“How Do You Handle Imbalanced Data?” A Question That Deserves a Better Answer
Recently, I came across a question asking how to handle the imbalanced data problem.
Imbalance Is Not the Real Problem
Problem? First of all, imbalanced data is not the problem. In most real-world cases, especially fraud/AML, imbalance is simply the natural tendency of data distribution. You can’t expect fraud to be 20 or 30% of the data. Naturally, that is not possible.
Once we accept imbalance as a reality, the next question becomes how to deal with it during model training.
Common Approaches
The most commonly discussed options in the literature are under-sampling and over-sampling.
Over-sampling from fraud cases involves generating additional samples of fraudulent data. While this can give good performance in the training phase, these generated samples may not align with the natural tendency of fraud.
As a result, performance often deteriorates when the model is applied to out-of-time validation data.
On the other hand, undersampling addresses the imbalance by reducing non-fraud cases. However, this comes at the cost of removing good negative samples from the training phase, which can weaken the model’s understanding of normal behaviour.
A More Stable Alternative
Given the limitations of both sampling approaches, we need alternatives that respect the original data distribution.
One such option is class weightage during model training. By assigning more weightage to the class of interest, fraud, the model is penalised more when it fails to learn fraud patterns.
Logistic regression and tree-based models provide direct options to set class weights, making this approach both simple and effective.
Why Evaluation Metrics Matter Even More
Handling imbalance does not end at training; evaluation plays an equally important role.
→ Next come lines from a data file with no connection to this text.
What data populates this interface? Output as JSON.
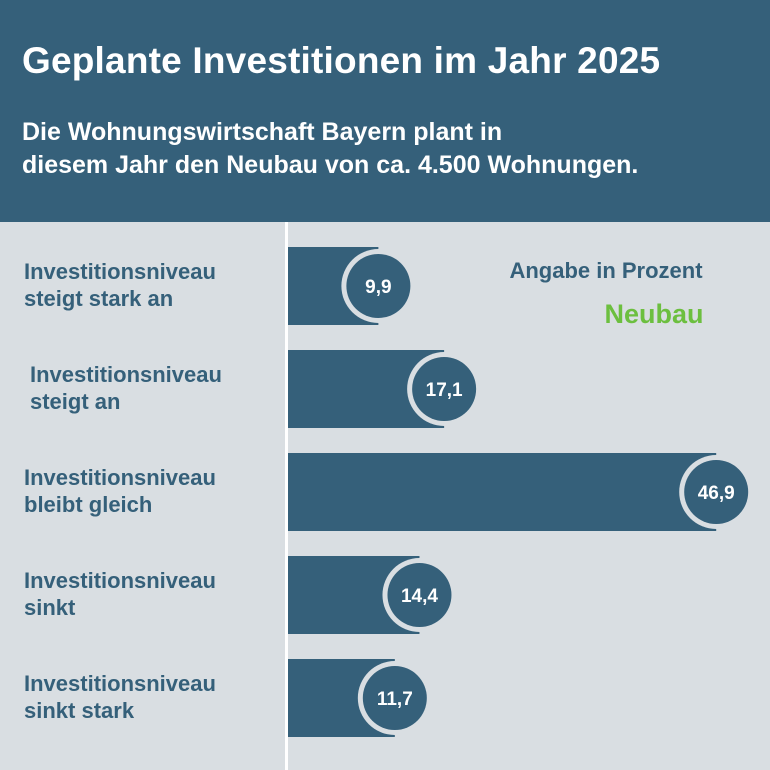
{
  "header": {
    "title": "Geplante Investitionen im Jahr 2025",
    "subtitle_line1": "Die Wohnungswirtschaft Bayern plant in",
    "subtitle_line2": "diesem Jahr den Neubau von ca. 4.500 Wohnungen."
  },
  "colors": {
    "header_bg": "#35607a",
    "bar": "#35607a",
    "page_bg": "#d9dee2",
    "series_label": "#6cbf3f"
  },
  "chart_data": {
    "type": "bar",
    "orientation": "horizontal",
    "unit_note": "Angabe in Prozent",
    "series": [
      {
        "name": "Neubau",
        "values": [
          9.9,
          17.1,
          46.9,
          14.4,
          11.7
        ],
        "value_labels": [
          "9,9",
          "17,1",
          "46,9",
          "14,4",
          "11,7"
        ]
      }
    ],
    "categories": [
      [
        "Investitionsniveau",
        "steigt stark an"
      ],
      [
        "Investitionsniveau",
        "steigt an"
      ],
      [
        "Investitionsniveau",
        "bleibt gleich"
      ],
      [
        "Investitionsniveau",
        "sinkt"
      ],
      [
        "Investitionsniveau",
        "sinkt stark"
      ]
    ],
    "xlim": [
      0,
      50
    ],
    "grid": false
  }
}
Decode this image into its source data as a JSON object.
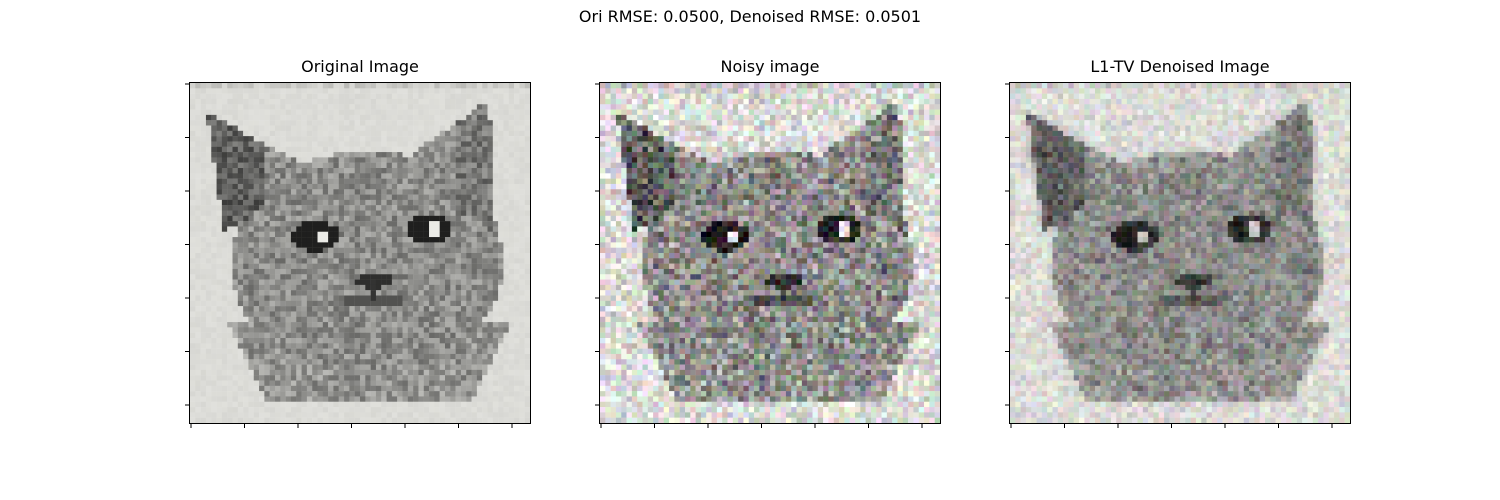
{
  "figure": {
    "suptitle": "Ori RMSE: 0.0500, Denoised RMSE: 0.0501"
  },
  "panels": [
    {
      "id": "original",
      "title": "Original Image",
      "noise": 0.0,
      "tint": 0.0,
      "smooth": 0.0
    },
    {
      "id": "noisy",
      "title": "Noisy image",
      "noise": 0.22,
      "tint": 0.18,
      "smooth": 0.0
    },
    {
      "id": "denoised",
      "title": "L1-TV Denoised Image",
      "noise": 0.12,
      "tint": 0.12,
      "smooth": 0.35
    }
  ],
  "axes": {
    "xticks": 7,
    "yticks": 7,
    "tick_labels": "hidden"
  },
  "subject": "pixelated grey cat face"
}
Since the data is imbalanced, the popular metric ROC AUC does not give the full picture.
ROC AUC plots the true positive rate against the false positive rate, where FPR = FP / (FP + TN). In imbalanced data, true negatives dominate the denominator, which means false positives can appear less significant than they actually are.
Because of this limitation, it is better to rely on the precision–recall curve. Precision tells us, out of predicted frauds, how many are actual frauds, while recall tells us, out of all frauds, how many were captured by the model.
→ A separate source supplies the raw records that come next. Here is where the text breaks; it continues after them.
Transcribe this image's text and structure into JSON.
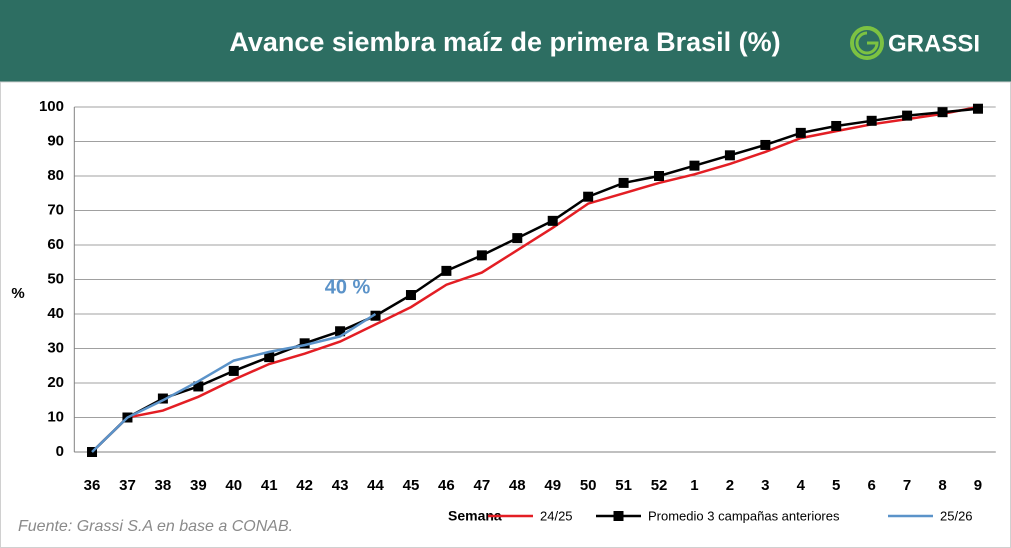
{
  "chart_data": {
    "type": "line",
    "title": "Avance siembra maíz de primera Brasil (%)",
    "logo": "GRASSI",
    "ylabel": "%",
    "xlabel": "Semana",
    "source": "Fuente: Grassi S.A en base a CONAB.",
    "annotation": "40 %",
    "categories": [
      "36",
      "37",
      "38",
      "39",
      "40",
      "41",
      "42",
      "43",
      "44",
      "45",
      "46",
      "47",
      "48",
      "49",
      "50",
      "51",
      "52",
      "1",
      "2",
      "3",
      "4",
      "5",
      "6",
      "7",
      "8",
      "9"
    ],
    "series": [
      {
        "name": "24/25",
        "color": "#e31e24",
        "marker": false,
        "values": [
          0,
          10,
          12,
          16,
          21,
          25.5,
          28.5,
          32,
          37,
          42,
          48.5,
          52,
          58.5,
          65,
          72,
          75,
          78,
          80.5,
          83.5,
          87,
          91,
          93,
          95,
          96.5,
          98,
          100
        ]
      },
      {
        "name": "Promedio 3 campañas anteriores",
        "color": "#000000",
        "marker": true,
        "values": [
          0,
          10,
          15.5,
          19,
          23.5,
          27.5,
          31.5,
          35,
          39.5,
          45.5,
          52.5,
          57,
          62,
          67,
          74,
          78,
          80,
          83,
          86,
          89,
          92.5,
          94.5,
          96,
          97.5,
          98.5,
          99.5
        ]
      },
      {
        "name": "25/26",
        "color": "#5b93c9",
        "marker": false,
        "values": [
          0,
          10,
          15,
          20.5,
          26.5,
          29,
          31,
          33.5,
          40,
          null,
          null,
          null,
          null,
          null,
          null,
          null,
          null,
          null,
          null,
          null,
          null,
          null,
          null,
          null,
          null,
          null
        ]
      }
    ],
    "ylim": [
      0,
      100
    ],
    "yticks": [
      0,
      10,
      20,
      30,
      40,
      50,
      60,
      70,
      80,
      90,
      100
    ],
    "grid": true
  }
}
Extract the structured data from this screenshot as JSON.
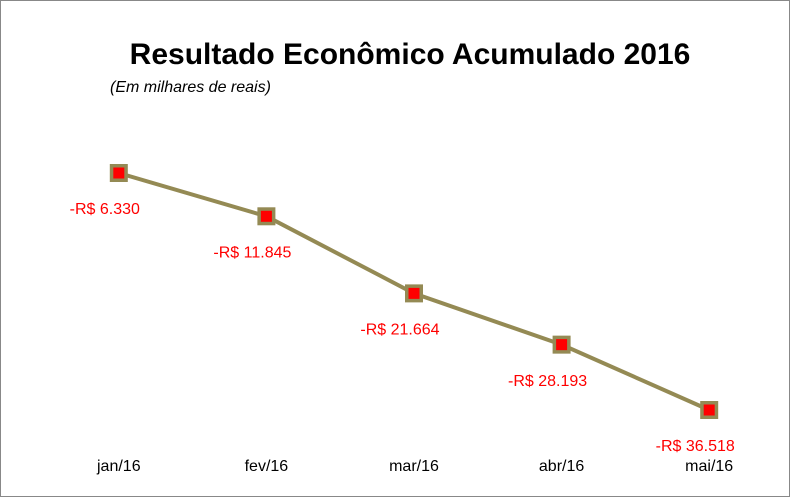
{
  "chart_data": {
    "type": "line",
    "title": "Resultado Econômico Acumulado 2016",
    "subtitle": "(Em milhares de reais)",
    "categories": [
      "jan/16",
      "fev/16",
      "mar/16",
      "abr/16",
      "mai/16"
    ],
    "series": [
      {
        "color": "#948a54",
        "marker_color": "#ff0000",
        "values": [
          -6330,
          -11845,
          -21664,
          -28193,
          -36518
        ],
        "value_labels": [
          "-R$ 6.330",
          "-R$ 11.845",
          "-R$ 21.664",
          "-R$ 28.193",
          "-R$ 36.518"
        ]
      }
    ]
  }
}
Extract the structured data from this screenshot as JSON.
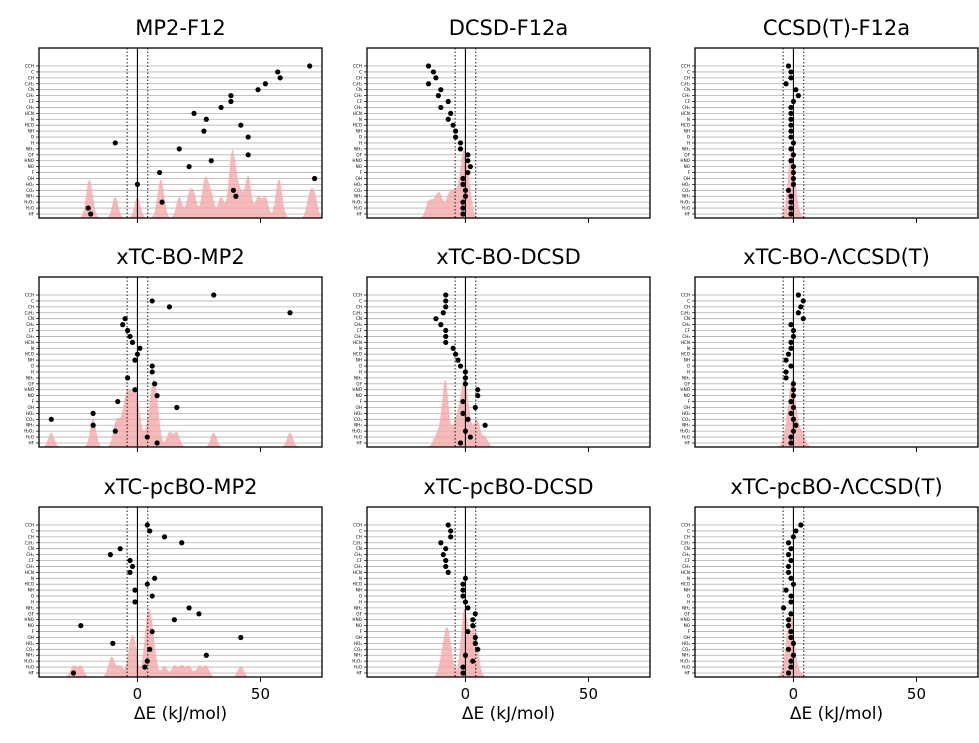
{
  "chart_data": {
    "type": "scatter",
    "xlabel": "ΔE (kJ/mol)",
    "xlim": [
      -40,
      75
    ],
    "xticks": [
      0,
      50
    ],
    "reference_lines": {
      "solid": 0,
      "dotted": [
        -4.2,
        4.2
      ]
    },
    "grid": "horizontal",
    "colors": {
      "point": "#000000",
      "density": "#f4a6a6",
      "grid": "#b0b0b0"
    },
    "molecules": [
      "CCH",
      "C",
      "CH",
      "C₂H₂",
      "CN",
      "CH₂",
      "CF",
      "CH₃",
      "HCN",
      "N",
      "HCO",
      "NH",
      "O",
      "H",
      "NH₂",
      "OF",
      "HNO",
      "NO",
      "F",
      "OH",
      "HO₂",
      "CO₂",
      "NH₃",
      "H₂O₂",
      "H₂O",
      "HF"
    ],
    "panels": [
      {
        "title": "MP2-F12",
        "values": [
          70,
          57,
          58,
          52,
          49,
          38,
          38,
          34,
          23,
          28,
          42,
          27,
          45,
          -9,
          17,
          45,
          30,
          21,
          9,
          72,
          0,
          39,
          40,
          10,
          -20,
          -19
        ]
      },
      {
        "title": "DCSD-F12a",
        "values": [
          -15,
          -13,
          -12,
          -15,
          -10,
          -11,
          -7,
          -10,
          -6,
          -7,
          -5,
          -4,
          -4,
          -2,
          -2,
          1,
          1,
          2,
          1,
          -1,
          -1,
          0,
          0,
          -1,
          -1,
          -1
        ]
      },
      {
        "title": "CCSD(T)-F12a",
        "values": [
          -2,
          -1,
          -1,
          -3,
          1,
          2,
          0,
          -1,
          -1,
          -1,
          -1,
          -1,
          -1,
          0,
          -1,
          0,
          -1,
          0,
          0,
          0,
          0,
          -2,
          -1,
          -1,
          -1,
          -1
        ]
      },
      {
        "title": "xTC-BO-MP2",
        "values": [
          31,
          6,
          13,
          62,
          -5,
          -6,
          -4,
          -3,
          -2,
          1,
          0,
          -1,
          6,
          6,
          -4,
          7,
          -1,
          8,
          -8,
          16,
          -18,
          -35,
          -18,
          -9,
          4,
          8
        ]
      },
      {
        "title": "xTC-BO-DCSD",
        "values": [
          -8,
          -8,
          -8,
          -9,
          -12,
          -10,
          -8,
          -8,
          -8,
          -5,
          -4,
          -3,
          -2,
          0,
          0,
          0,
          5,
          5,
          -1,
          4,
          -1,
          1,
          8,
          0,
          2,
          -2
        ]
      },
      {
        "title": "xTC-BO-ΛCCSD(T)",
        "values": [
          2,
          4,
          3,
          2,
          4,
          -1,
          0,
          0,
          -1,
          -1,
          -2,
          -3,
          -1,
          -3,
          -3,
          0,
          0,
          0,
          -1,
          0,
          -1,
          0,
          1,
          0,
          -1,
          -1
        ]
      },
      {
        "title": "xTC-pcBO-MP2",
        "values": [
          4,
          5,
          11,
          18,
          -7,
          -11,
          -3,
          -2,
          -3,
          7,
          4,
          -1,
          6,
          -1,
          21,
          25,
          15,
          -23,
          6,
          42,
          -10,
          5,
          28,
          4,
          3,
          -26
        ]
      },
      {
        "title": "xTC-pcBO-DCSD",
        "values": [
          -7,
          -6,
          -6,
          -10,
          -8,
          -9,
          -8,
          -8,
          -7,
          0,
          -1,
          -1,
          -1,
          0,
          1,
          4,
          3,
          3,
          1,
          4,
          4,
          5,
          0,
          3,
          -1,
          -1
        ]
      },
      {
        "title": "xTC-pcBO-ΛCCSD(T)",
        "values": [
          3,
          1,
          0,
          -2,
          -1,
          -2,
          -1,
          -2,
          -2,
          -1,
          0,
          -3,
          -1,
          -1,
          -4,
          -1,
          -2,
          -2,
          -1,
          -1,
          0,
          -2,
          0,
          -1,
          -1,
          -2
        ]
      }
    ]
  }
}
Precision–Recall Curve: A Better Lens for Fraud
The precision–recall curve becomes important because it focuses only on the fraud class and ignores true negatives, which are anyway dominant in imbalanced data.
Unlike ROC AUC, the precision–recall curve clearly shows the trade-off between precision and recall across different thresholds. This helps in understanding how model behaviour changes when we move from capturing more fraud to reducing false alerts.
Risk Appetite and Investigation Cost
In fraud and AML (anti-money laundering) use cases, this directly supports threshold selection based on investigation capacity and the bank’s risk appetite. Low precision directly translates into higher investigation cost, which is why choosing the right evaluation metric is as important as choosing the right modelling approach in fraud and AML use cases.